1. Many teachers teach a wide range of grade levels. So you could have a teacher who *could* teach Linear Algebra teaching you in 4th grade math.

2. The school makes time for creative math and CS in addition to the regular class. So I get to work with students without pressure to get them past any particular test or goal posts.

@futurebird Yabbut do you teach physics with calculus or without?

@whknott

They know a little calc before they get into physics. And they often tell me about how they used it in my calc class.

But, what I wish we could do is stop treating Statistics like it's... the math class for "weak" students who couldn't do calculus.

Part of the problem is there is still a tendency to classify kids as "math people" and "not math people" although I'm breaking my peers of this notion every chance I get. Part of it is this snobbishness pure math people have about stats.

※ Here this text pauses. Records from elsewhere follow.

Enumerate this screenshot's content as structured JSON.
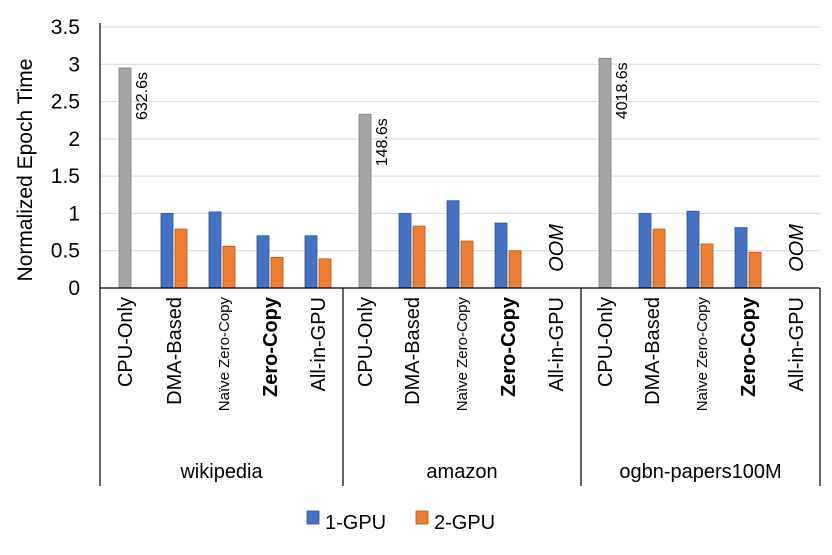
{
  "chart_data": {
    "type": "bar",
    "ylabel": "Normalized Epoch Time",
    "ylim": [
      0,
      3.5
    ],
    "yticks": [
      "0",
      "0.5",
      "1",
      "1.5",
      "2",
      "2.5",
      "3",
      "3.5"
    ],
    "grid": true,
    "legend_position": "bottom-center",
    "series": [
      {
        "name": "1-GPU",
        "color": "#4472C4"
      },
      {
        "name": "2-GPU",
        "color": "#ED7D31"
      }
    ],
    "cpu_color": "#A5A5A5",
    "groups": [
      {
        "name": "wikipedia",
        "categories": [
          {
            "label": "CPU-Only",
            "style": "normal",
            "cpu": 2.95,
            "annotation": "632.6s"
          },
          {
            "label": "DMA-Based",
            "style": "normal",
            "gpu1": 1.0,
            "gpu2": 0.79
          },
          {
            "label": "Naïve Zero-Copy",
            "style": "small",
            "gpu1": 1.02,
            "gpu2": 0.56
          },
          {
            "label": "Zero-Copy",
            "style": "bold",
            "gpu1": 0.7,
            "gpu2": 0.41
          },
          {
            "label": "All-in-GPU",
            "style": "normal",
            "gpu1": 0.7,
            "gpu2": 0.39
          }
        ]
      },
      {
        "name": "amazon",
        "categories": [
          {
            "label": "CPU-Only",
            "style": "normal",
            "cpu": 2.33,
            "annotation": "148.6s"
          },
          {
            "label": "DMA-Based",
            "style": "normal",
            "gpu1": 1.0,
            "gpu2": 0.83
          },
          {
            "label": "Naïve Zero-Copy",
            "style": "small",
            "gpu1": 1.17,
            "gpu2": 0.63
          },
          {
            "label": "Zero-Copy",
            "style": "bold",
            "gpu1": 0.87,
            "gpu2": 0.5
          },
          {
            "label": "All-in-GPU",
            "style": "normal",
            "oom": "OOM"
          }
        ]
      },
      {
        "name": "ogbn-papers100M",
        "categories": [
          {
            "label": "CPU-Only",
            "style": "normal",
            "cpu": 3.08,
            "annotation": "4018.6s"
          },
          {
            "label": "DMA-Based",
            "style": "normal",
            "gpu1": 1.0,
            "gpu2": 0.79
          },
          {
            "label": "Naïve Zero-Copy",
            "style": "small",
            "gpu1": 1.03,
            "gpu2": 0.59
          },
          {
            "label": "Zero-Copy",
            "style": "bold",
            "gpu1": 0.81,
            "gpu2": 0.48
          },
          {
            "label": "All-in-GPU",
            "style": "normal",
            "oom": "OOM"
          }
        ]
      }
    ]
  }
}
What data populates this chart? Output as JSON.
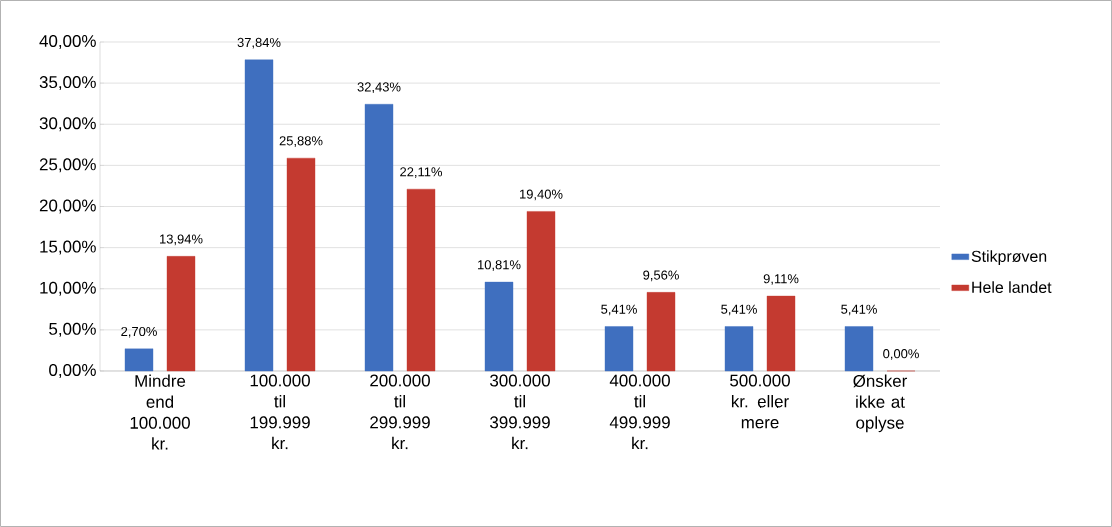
{
  "chart_data": {
    "type": "bar",
    "categories": [
      "Mindre end 100.000 kr.",
      "100.000 til 199.999 kr.",
      "200.000 til 299.999 kr.",
      "300.000 til 399.999 kr.",
      "400.000 til 499.999 kr.",
      "500.000 kr. eller mere",
      "Ønsker ikke at oplyse"
    ],
    "series": [
      {
        "name": "Stikprøven",
        "color": "#3f6fbf",
        "values": [
          2.7,
          37.84,
          32.43,
          10.81,
          5.41,
          5.41,
          5.41
        ],
        "value_labels": [
          "2,70%",
          "37,84%",
          "32,43%",
          "10,81%",
          "5,41%",
          "5,41%",
          "5,41%"
        ]
      },
      {
        "name": "Hele landet",
        "color": "#c43a30",
        "values": [
          13.94,
          25.88,
          22.11,
          19.4,
          9.56,
          9.11,
          0.0
        ],
        "value_labels": [
          "13,94%",
          "25,88%",
          "22,11%",
          "19,40%",
          "9,56%",
          "9,11%",
          "0,00%"
        ]
      }
    ],
    "ylim": [
      0,
      40
    ],
    "yticks": [
      {
        "value": 0,
        "label": "0,00%"
      },
      {
        "value": 5,
        "label": "5,00%"
      },
      {
        "value": 10,
        "label": "10,00%"
      },
      {
        "value": 15,
        "label": "15,00%"
      },
      {
        "value": 20,
        "label": "20,00%"
      },
      {
        "value": 25,
        "label": "25,00%"
      },
      {
        "value": 30,
        "label": "30,00%"
      },
      {
        "value": 35,
        "label": "35,00%"
      },
      {
        "value": 40,
        "label": "40,00%"
      }
    ],
    "grid": "y",
    "legend": "right"
  }
}
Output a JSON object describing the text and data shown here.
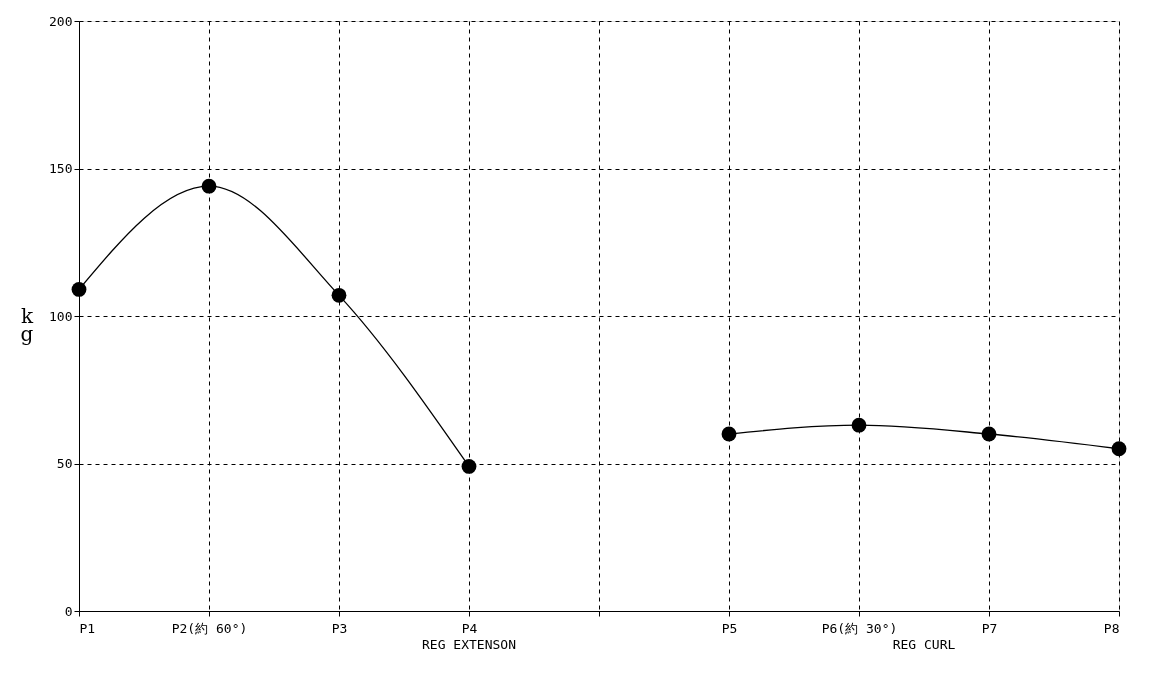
{
  "chart_data": {
    "type": "line",
    "ylabel": "kg",
    "categories": [
      "P1",
      "P2(約 60°)",
      "P3",
      "P4",
      null,
      "P5",
      "P6(約 30°)",
      "P7",
      "P8"
    ],
    "series": [
      {
        "color": "#000000",
        "values": [
          109,
          144,
          107,
          49,
          null,
          60,
          63,
          60,
          55
        ]
      }
    ],
    "ylim": [
      0,
      200
    ],
    "yticks": [
      0,
      50,
      100,
      150,
      200
    ],
    "grid": true,
    "marker": "circle",
    "line_style": "solid",
    "annotations": [
      "REG EXTENSON",
      "REG CURL"
    ]
  }
}
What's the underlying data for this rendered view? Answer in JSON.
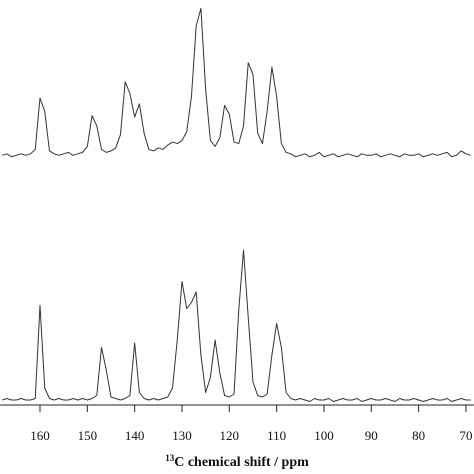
{
  "chart_data": [
    {
      "type": "line",
      "xlim": [
        168.45,
        68.3
      ],
      "ylim": [
        -10,
        105
      ],
      "x": [
        168,
        167,
        166,
        165,
        164,
        163,
        162,
        161,
        160,
        159,
        158,
        157,
        156,
        155,
        154,
        153,
        152,
        151,
        150,
        149,
        148,
        147,
        146,
        145,
        144,
        143,
        142,
        141,
        140,
        139,
        138,
        137,
        136,
        135,
        134,
        133,
        132,
        131,
        130,
        129,
        128,
        127,
        126,
        125,
        124,
        123,
        122,
        121,
        120,
        119,
        118,
        117,
        116,
        115,
        114,
        113,
        112,
        111,
        110,
        109,
        108,
        107,
        106,
        105,
        104,
        103,
        102,
        101,
        100,
        99,
        98,
        97,
        96,
        95,
        94,
        93,
        92,
        91,
        90,
        89,
        88,
        87,
        86,
        85,
        84,
        83,
        82,
        81,
        80,
        79,
        78,
        77,
        76,
        75,
        74,
        73,
        72,
        71,
        70,
        69
      ],
      "series": [
        {
          "color": "#333333",
          "values": [
            0,
            1,
            -1,
            0,
            1,
            0,
            1,
            4,
            39,
            30,
            3,
            1,
            0,
            1,
            2,
            0,
            1,
            2,
            6,
            27,
            20,
            4,
            2,
            3,
            5,
            14,
            50,
            42,
            26,
            35,
            15,
            4,
            3,
            5,
            4,
            7,
            9,
            8,
            10,
            16,
            40,
            88,
            100,
            45,
            10,
            6,
            12,
            34,
            28,
            9,
            8,
            20,
            63,
            55,
            15,
            8,
            30,
            60,
            40,
            8,
            2,
            1,
            -1,
            0,
            1,
            -1,
            0,
            2,
            -1,
            0,
            1,
            -1,
            0,
            1,
            0,
            -1,
            1,
            0,
            0,
            1,
            -1,
            0,
            1,
            0,
            -1,
            1,
            0,
            0,
            1,
            -1,
            0,
            1,
            0,
            1,
            2,
            -1,
            0,
            3,
            1,
            0
          ]
        }
      ]
    },
    {
      "type": "line",
      "xlim": [
        168.45,
        68.3
      ],
      "ylim": [
        -3,
        102
      ],
      "x": [
        168,
        167,
        166,
        165,
        164,
        163,
        162,
        161,
        160,
        159,
        158,
        157,
        156,
        155,
        154,
        153,
        152,
        151,
        150,
        149,
        148,
        147,
        146,
        145,
        144,
        143,
        142,
        141,
        140,
        139,
        138,
        137,
        136,
        135,
        134,
        133,
        132,
        131,
        130,
        129,
        128,
        127,
        126,
        125,
        124,
        123,
        122,
        121,
        120,
        119,
        118,
        117,
        116,
        115,
        114,
        113,
        112,
        111,
        110,
        109,
        108,
        107,
        106,
        105,
        104,
        103,
        102,
        101,
        100,
        99,
        98,
        97,
        96,
        95,
        94,
        93,
        92,
        91,
        90,
        89,
        88,
        87,
        86,
        85,
        84,
        83,
        82,
        81,
        80,
        79,
        78,
        77,
        76,
        75,
        74,
        73,
        72,
        71,
        70,
        69
      ],
      "series": [
        {
          "color": "#333333",
          "values": [
            0,
            1,
            0,
            0,
            1,
            0,
            0,
            1,
            63,
            8,
            1,
            0,
            1,
            0,
            0,
            1,
            0,
            1,
            0,
            1,
            3,
            35,
            20,
            2,
            1,
            0,
            1,
            3,
            38,
            5,
            1,
            0,
            1,
            0,
            1,
            2,
            8,
            40,
            79,
            61,
            65,
            72,
            30,
            5,
            15,
            40,
            18,
            3,
            2,
            4,
            60,
            100,
            55,
            12,
            3,
            2,
            4,
            30,
            51,
            35,
            5,
            1,
            0,
            1,
            0,
            -1,
            1,
            0,
            0,
            1,
            -1,
            0,
            1,
            0,
            0,
            1,
            -1,
            0,
            1,
            0,
            0,
            1,
            0,
            -1,
            1,
            0,
            0,
            1,
            0,
            -1,
            0,
            1,
            0,
            0,
            1,
            -1,
            0,
            1,
            0,
            0
          ]
        }
      ],
      "xticks": [
        160,
        150,
        140,
        130,
        120,
        110,
        100,
        90,
        80,
        70
      ],
      "xlabel_sup": "13",
      "xlabel": "C chemical shift / ppm"
    }
  ]
}
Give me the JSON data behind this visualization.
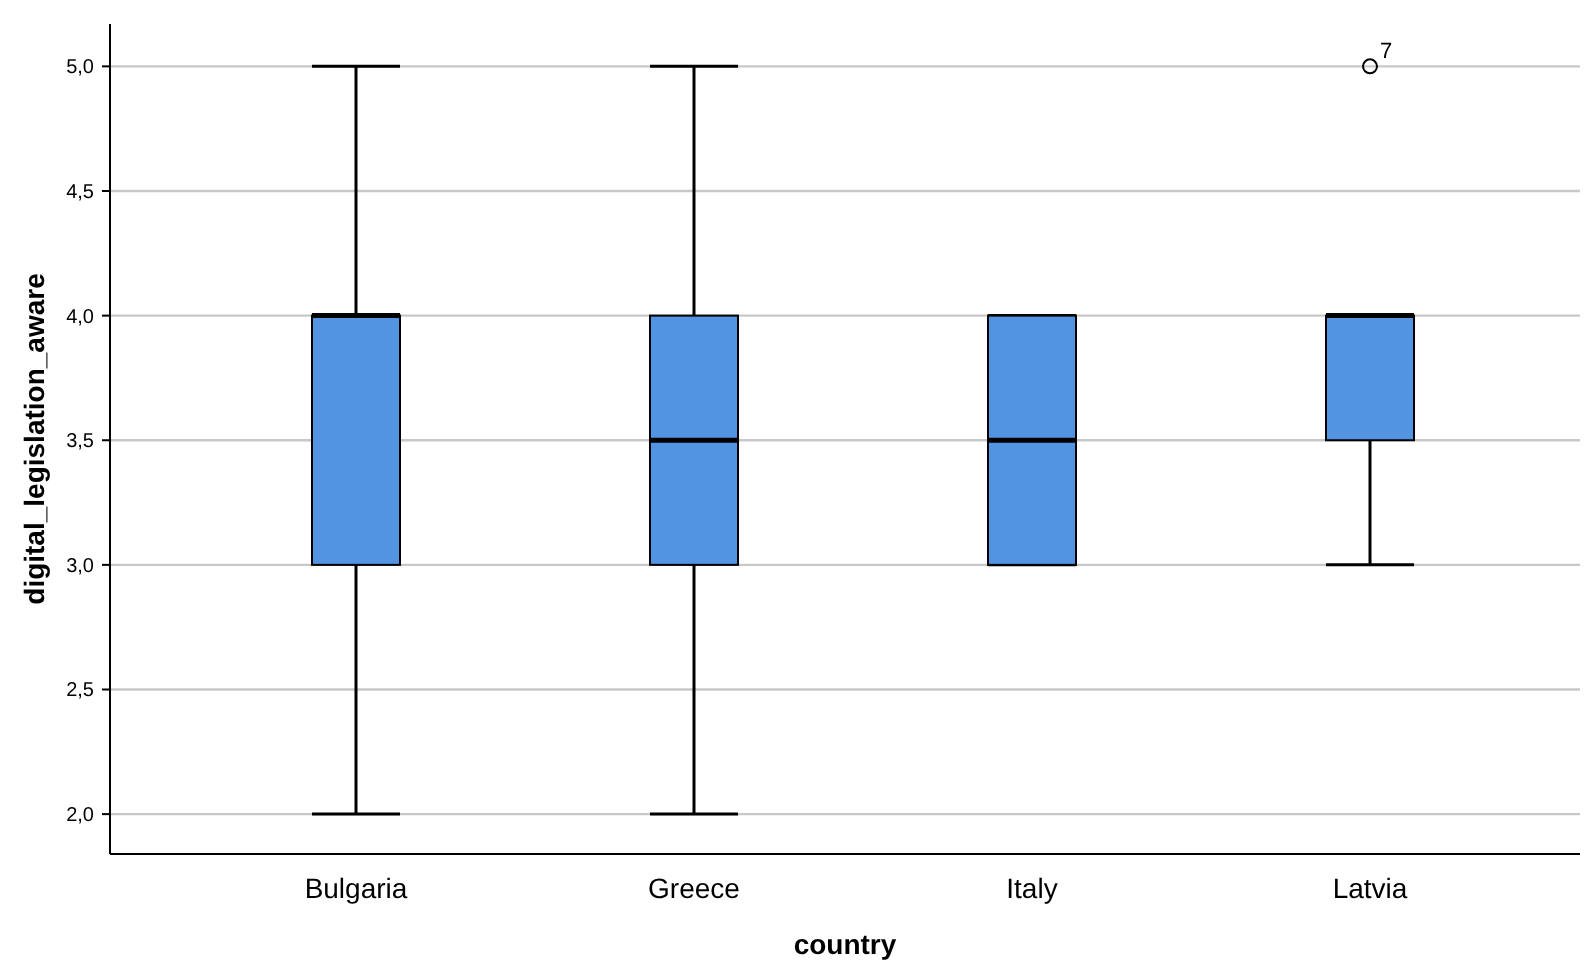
{
  "chart_data": {
    "type": "box",
    "xlabel": "country",
    "ylabel": "digital_legislation_aware",
    "categories": [
      "Bulgaria",
      "Greece",
      "Italy",
      "Latvia"
    ],
    "boxes": [
      {
        "low": 2,
        "q1": 3,
        "median": 4,
        "q3": 4,
        "high": 5
      },
      {
        "low": 2,
        "q1": 3,
        "median": 3.5,
        "q3": 4,
        "high": 5
      },
      {
        "low": 3,
        "q1": 3,
        "median": 3.5,
        "q3": 4,
        "high": 4
      },
      {
        "low": 3,
        "q1": 3.5,
        "median": 4,
        "q3": 4,
        "high": 4,
        "outliers": [
          5
        ]
      }
    ],
    "color": "#5294e2",
    "ylim": [
      1.84,
      5.17
    ],
    "yticks": [
      {
        "value": 2,
        "label": "2,0"
      },
      {
        "value": 2.5,
        "label": "2,5"
      },
      {
        "value": 3,
        "label": "3,0"
      },
      {
        "value": 3.5,
        "label": "3,5"
      },
      {
        "value": 4,
        "label": "4,0"
      },
      {
        "value": 4.5,
        "label": "4,5"
      },
      {
        "value": 5,
        "label": "5,0"
      }
    ],
    "grid": "y",
    "annotations": [
      "7"
    ]
  }
}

@futurebird @whknott As a "not math person" who teaches stats to people who Do Not Want To Learn Stats, full agreement.

Perhaps it's the cognitive dissonance effects, but I have formed an opinion that "math people" looking down on stats are reacting to their difficulty with/distaste for having to interface with the "real world."

Some approaches to stats are purely theoretical, but it is a field inherently pointed toward application. The history of academia is partly the history of "pure" academics denigrating any application of their pure knowledge. I think that's partly because interfacing theory with reality is messy and difficult in ways some of the pure-math people find especially challenging.

@guyjantic Reminds me of when I met my quantitative analysis prof. He asked how I was feeling and I said I was terrified cause I’m not a math person. He laughed and replied “not to worry. Stats isn’t math.” @futurebird @whknott

@AlliFlowers @guyjantic @futurebird @whknott My daughter took AP Stats last year--it seemed like it was two classes: a relatively abstract and math-y course in probability theory, and a course in scientific method and experimental design with a lot of examples from the social sciences. Which half of the class you found easy and which you found difficult depended on whether you were inclined to enjoy mathematics or not.

She doesn't see herself as a "math person" and she immediately took to the bits that the "math people" (including the teacher, by his own admission) found it hard to wrap their heads around, but just hated and resisted the probability-theory stuff. But I think she'd have a mind for sociology, psychology or political science if she wanted to go into it, which she very much doesn't.